3 Post author: Dorikka 16 June 2013 04:45AM

You are viewing a comment permalink. View the original post to see all comments and the full post content.

Comments (313)

You are viewing a single comment's thread.

Comment author: kalium 19 June 2013 07:06:22PM 3 points [-]

I have concluded that many of the problems in my life are the result of being insufficiently impulsive. As soon as I notice a desire to do something, I more or less reflexively convince myself that it is a bad idea to do just now. How can I go about increasing my impulsivity? I want to change this as a persistent character trait, so while ethanol works in the short run it is not the solution I am looking for.

Comment author: niceguyanon 19 June 2013 08:09:25PM 4 points [-]

As soon as I notice a desire to do something, I more or less reflexively convince myself that it is a bad idea to do just now.

This sounds more like low expectancy than lack of impulse. Impulse can make you jump off your feet to do something you want to do, but it can just as quickly distract you from doing what you want to do. Check this out. Perhaps what you might need is to increase optimism and not impulsiveness.

As for the desire of doing something, try to convince yourself that it doesn't need to be perfectly thought out before doing it. For example, if you are starting a business you could be bogged down by trying to perfectly plan everything out and end up doing nothing.
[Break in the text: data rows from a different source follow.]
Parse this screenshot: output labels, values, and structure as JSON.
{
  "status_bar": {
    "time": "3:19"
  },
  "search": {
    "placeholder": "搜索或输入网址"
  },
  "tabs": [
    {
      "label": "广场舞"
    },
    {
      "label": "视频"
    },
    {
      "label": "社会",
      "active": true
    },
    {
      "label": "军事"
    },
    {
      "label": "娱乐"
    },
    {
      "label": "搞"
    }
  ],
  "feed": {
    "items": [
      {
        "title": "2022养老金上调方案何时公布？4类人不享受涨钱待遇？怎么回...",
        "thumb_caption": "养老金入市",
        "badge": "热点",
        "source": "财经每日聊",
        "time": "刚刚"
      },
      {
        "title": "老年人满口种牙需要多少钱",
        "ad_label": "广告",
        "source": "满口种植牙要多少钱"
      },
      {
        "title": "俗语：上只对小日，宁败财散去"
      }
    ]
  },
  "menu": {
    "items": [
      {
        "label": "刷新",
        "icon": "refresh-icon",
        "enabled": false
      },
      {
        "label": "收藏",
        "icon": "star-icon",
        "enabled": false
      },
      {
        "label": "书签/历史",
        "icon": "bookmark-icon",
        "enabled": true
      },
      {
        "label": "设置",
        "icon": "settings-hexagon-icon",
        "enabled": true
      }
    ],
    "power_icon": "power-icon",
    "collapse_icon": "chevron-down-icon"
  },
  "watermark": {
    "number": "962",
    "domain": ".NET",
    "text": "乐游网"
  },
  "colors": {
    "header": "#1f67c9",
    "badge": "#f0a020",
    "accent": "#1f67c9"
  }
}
Instead give yourself 24 hours to start a business. Its an unreasonable request, but you would be surprised at how far you can get.

Comment author: kalium 20 June 2013 12:57:31AM 0 points [-]
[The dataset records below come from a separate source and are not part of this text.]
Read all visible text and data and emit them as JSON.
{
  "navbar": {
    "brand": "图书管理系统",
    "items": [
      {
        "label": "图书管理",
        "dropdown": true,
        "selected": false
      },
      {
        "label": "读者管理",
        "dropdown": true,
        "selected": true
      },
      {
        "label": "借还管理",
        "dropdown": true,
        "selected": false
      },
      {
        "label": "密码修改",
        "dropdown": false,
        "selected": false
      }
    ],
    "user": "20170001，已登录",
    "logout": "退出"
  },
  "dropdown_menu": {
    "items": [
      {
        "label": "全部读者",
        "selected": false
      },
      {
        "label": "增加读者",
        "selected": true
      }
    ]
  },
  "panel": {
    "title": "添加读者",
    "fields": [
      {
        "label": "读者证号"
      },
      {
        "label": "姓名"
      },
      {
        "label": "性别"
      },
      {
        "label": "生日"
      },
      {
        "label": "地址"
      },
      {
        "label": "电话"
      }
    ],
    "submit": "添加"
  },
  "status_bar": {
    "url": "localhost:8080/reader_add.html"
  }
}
Interesting. I had been thinking that, since the things I persuade myself out of doing are usually unproductive, my behavior was not the same as procrastination.
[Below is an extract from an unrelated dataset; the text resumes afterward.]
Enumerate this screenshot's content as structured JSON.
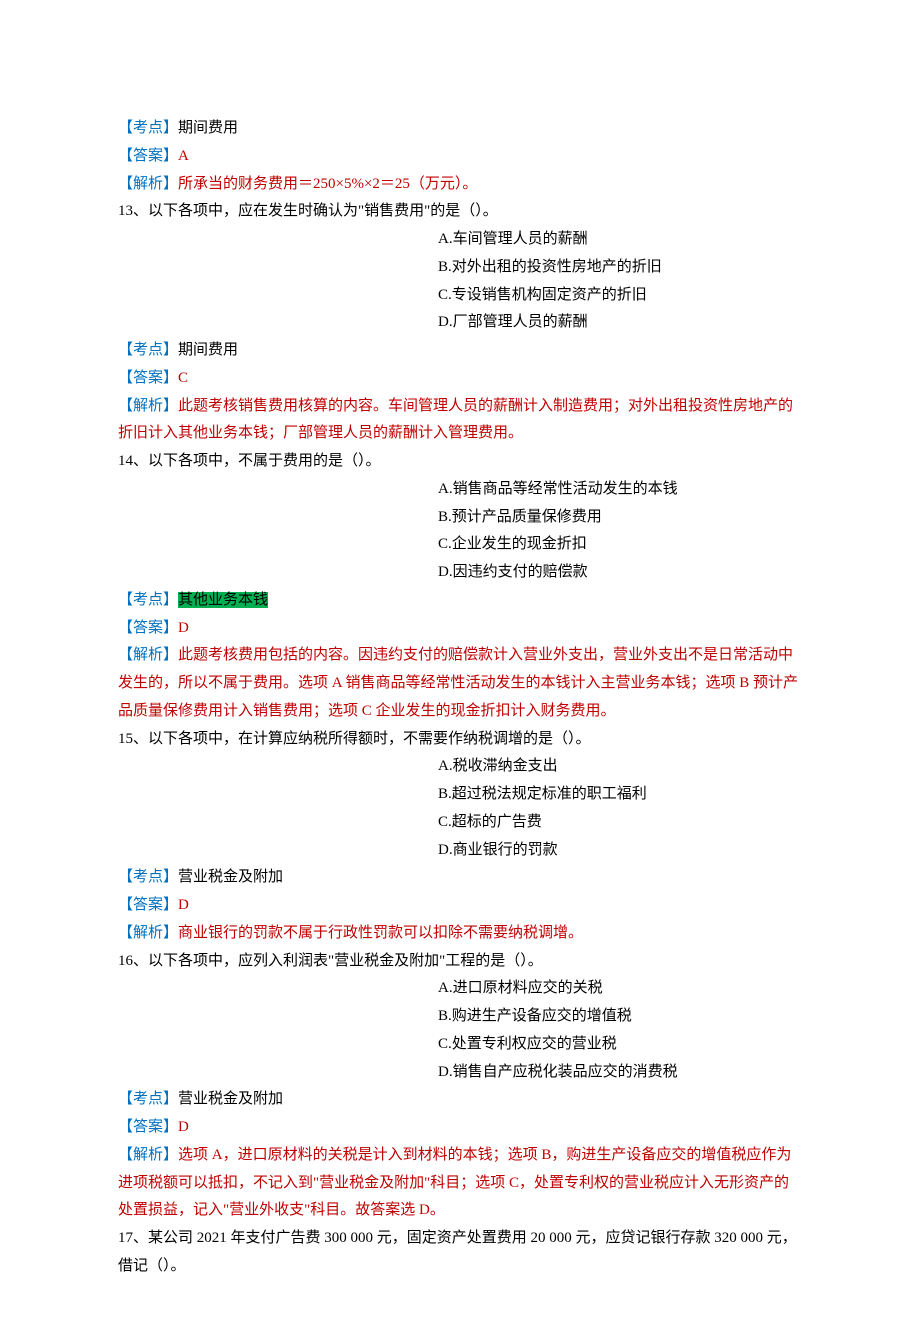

I've been using "structured procrastination" to decent effect for getting productive-but-not-work activities done (cleaning, etc.); maybe I should add unproductive activities like "walk to the park" to my list (that is the most common thing I keep reflexively arguing myself out of for no good reason). Will consider "mental contrasting" as well.

Comment author: Qiaochu_Yuan 26 June 2013 08:45:18AM 0 points [-]

Beeminder it. Seriously.

Comment author: Viliam_Bur 23 June 2013 03:17:15PM *  0 points [-]

Is there something that makes you more likely to do things? Try to exploit that somehow.

For example, I am more likely to start doing things when it feels to me like a competition. So I think about someone else doing something similar to what I want to do, and then think: "well, I could make it even better."